La esquina
José Aguilar
Yolanda no se va, se queda
DECÍA Ortega que quien quisiera conocer a España y a los españoles que fuese a ver una corrida de toros. ¡Claro que de esto hace ya muchos años! Por aquella época, hace ya casi un siglo, en una plaza de toros se sintetizaba lo que era el país y su forma de ser. La diferencia entre clases sociales se dejaba entrever en todo momento, desde la ubicación de la localidad (sol, sombra, barrera, tendido, palco, grada) hasta en la forma de comportarse durante la lidia, ya fuera para aplaudir o para protestar.
Si en los tendidos estaban bien diferenciadas las clases sociales, entre los protagonistas no lo era menos. En el ruedo quedaba clara la categoría de cada protagonista: el alguacilillo, el matador, el subalterno, el picador, el monosabio, el arenero… Cada uno en su sitio. El país sentía pasión por un espectáculo que evidenciaba la crueldad de la fiesta y la pasividad de unos aficionados que seguían el curso de la lidia entre caballos muertos y otros moribundos que arrastraban sus intestinos por la plaza, antes de caer definitivamente muertos entre charcos de sangre. Afortunadamente, esto ya no es así y la simple colocación del peto ha acabado con estas desagradables escenas. Curiosamente, las corridas tenían dos características que, por descontado, nunca han figurado entre las más reconocidas virtudes hispanas: la puntualidad en el inicio y el respeto a la autoridad competente.
Pero, como decía la zarzuela, hoy los tiempos adelantan que es una barbaridad. Si Ortega viviera ahora, diría que para conocer la España del siglo XXI debería uno acercarse a un estadio y asistir a un partido de fútbol. Y la frase sería válida para el resto del planeta. El denominado deporte rey parece ser la única monarquía en alza. Ha conseguido unificar países y continentes de la misma forma que lo hizo Alejandro Magno o Augusto en la conocida como Pax romana.
Hace poco que acaba de finalizar el mundial de fútbol de Brasil y hemos podido comprobar, sin sorpresa, que los comportamientos de futbolistas, entrenadores, profesionales de la información, intermediarios y público asistente son similares, independientemente de su procedencia. Lo mismo expresa su alegría tras marcar un gol un jugador africano de la selección de Nigeria que un delantero de Honduras, un oriental de Japón o un rubio de ojos azules procedente de la Rusia báltica. Los mismos aspavientos de resignación o indignación hacen los entrenadores (perdón, señores técnicos) ya sean originarios de la Inglaterra de los gentlemen, de la culta y refinada Francia, de la deprimida Argentina o de la devastada Nigeria.

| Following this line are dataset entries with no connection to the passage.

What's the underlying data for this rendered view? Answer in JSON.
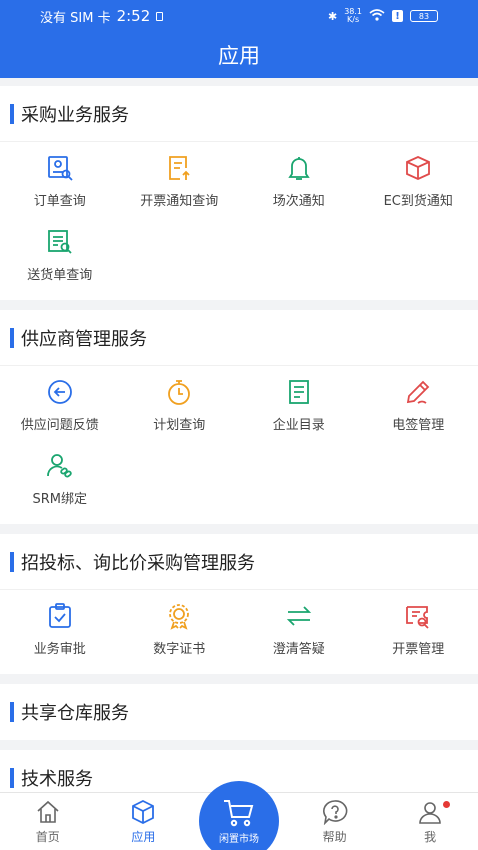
{
  "status": {
    "carrier": "没有 SIM 卡",
    "time": "2:52",
    "net_speed_value": "38.1",
    "net_speed_unit": "K/s",
    "battery": "83"
  },
  "header": {
    "title": "应用"
  },
  "sections": [
    {
      "title": "采购业务服务",
      "items": [
        {
          "label": "订单查询",
          "icon": "order-search-icon",
          "color": "#2a6ee8"
        },
        {
          "label": "开票通知查询",
          "icon": "invoice-notice-icon",
          "color": "#f0a020"
        },
        {
          "label": "场次通知",
          "icon": "bell-icon",
          "color": "#1aa56f"
        },
        {
          "label": "EC到货通知",
          "icon": "box-icon",
          "color": "#e04b4b"
        },
        {
          "label": "送货单查询",
          "icon": "delivery-doc-icon",
          "color": "#1aa56f"
        }
      ]
    },
    {
      "title": "供应商管理服务",
      "items": [
        {
          "label": "供应问题反馈",
          "icon": "back-arrow-circle-icon",
          "color": "#2a6ee8"
        },
        {
          "label": "计划查询",
          "icon": "timer-icon",
          "color": "#f0a020"
        },
        {
          "label": "企业目录",
          "icon": "document-list-icon",
          "color": "#1aa56f"
        },
        {
          "label": "电签管理",
          "icon": "pen-icon",
          "color": "#e04b4b"
        },
        {
          "label": "SRM绑定",
          "icon": "user-link-icon",
          "color": "#1aa56f"
        }
      ]
    },
    {
      "title": "招投标、询比价采购管理服务",
      "items": [
        {
          "label": "业务审批",
          "icon": "clipboard-check-icon",
          "color": "#2a6ee8"
        },
        {
          "label": "数字证书",
          "icon": "certificate-icon",
          "color": "#f0a020"
        },
        {
          "label": "澄清答疑",
          "icon": "swap-arrows-icon",
          "color": "#1aa56f"
        },
        {
          "label": "开票管理",
          "icon": "ticket-search-icon",
          "color": "#e04b4b"
        }
      ]
    },
    {
      "title": "共享仓库服务",
      "items": []
    },
    {
      "title": "技术服务",
      "items": []
    }
  ],
  "tabbar": {
    "tabs": [
      {
        "label": "首页",
        "icon": "home-icon"
      },
      {
        "label": "应用",
        "icon": "cube-icon"
      },
      {
        "label": "闲置市场",
        "icon": "cart-icon"
      },
      {
        "label": "帮助",
        "icon": "help-icon"
      },
      {
        "label": "我",
        "icon": "person-icon"
      }
    ]
  },
  "colors": {
    "primary": "#2a6ee8",
    "badge": "#e53935"
  }
}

Y no solamente ocurre esto en el campo, sino en el palco, el sancta sanctorum del estadio, lugar en el que están las autoridades y en el que se supone que la cordialidad y la corrección deben reinar. No es raro ver al presidente de un país, a un primer ministro o a un rey dando saltos y haciendo gansadas como un hincha más, por el increíble hecho histórico de que un jugador de su equipo ha conseguido la gran proeza de marcar un gol, aunque sea de rebote, a trompicones y en clamoroso fuera de juego.
El fútbol ha conseguido lo que no lograron los ejércitos de Napoleón: uniformar estéticas, aunar actitudes, generalizar comportamientos. A pesar de que hay muchos, los llamaré intelectuales, que reniegan del fútbol y de todo lo que le rodea, yo les aconsejaría asistir al espectáculo. Les guste o no, lo que allí ocurre, lo que se ve dentro y fuera del estadio, es la auténtica imagen de nuestra sociedad en versión simplificada, a lo Reader's Digest.
Nos guste o no hay mucha gente así. Diría que son legión. El fútbol es el tema de conversación de un elevado porcentaje de individuos. A veces he pensado: ¡pobre del que no sabe de fútbol! Se queda fuera de los debates nacionales y de la mayoría de las conversaciones familiares o reuniones de amigos. El dilema nacional no suele ser social, económico o político, sino futbolero, como se dice ahora.
Aunque, mirándolo bien, hay cosas peores. Echa uno una ojeada al patio institucional, al político y, sin dudarlo, prefiere hablar de fútbol. Al menos divierte, entretiene y, si uno no quiere, no le cuesta el dinero como pasa con las cadenas públicas de televisión, por ejemplo. Los clubes, salvo algunas injustas excepciones, son sociedades anónimas que no dependen de dinero público; al contrario, generan trabajo y pagan impuestos. Además: ¿qué sería de nosotros sin el fútbol? ¿Qué haríamos los fines de semana? ¿De qué hablaríamos los lunes? Yo, sin ir más lejos, soy socio de un equipo. ¿De cuál? No lo voy a decir. Con toda seguridad entraría con alguno de ustedes en un irremediable conflicto.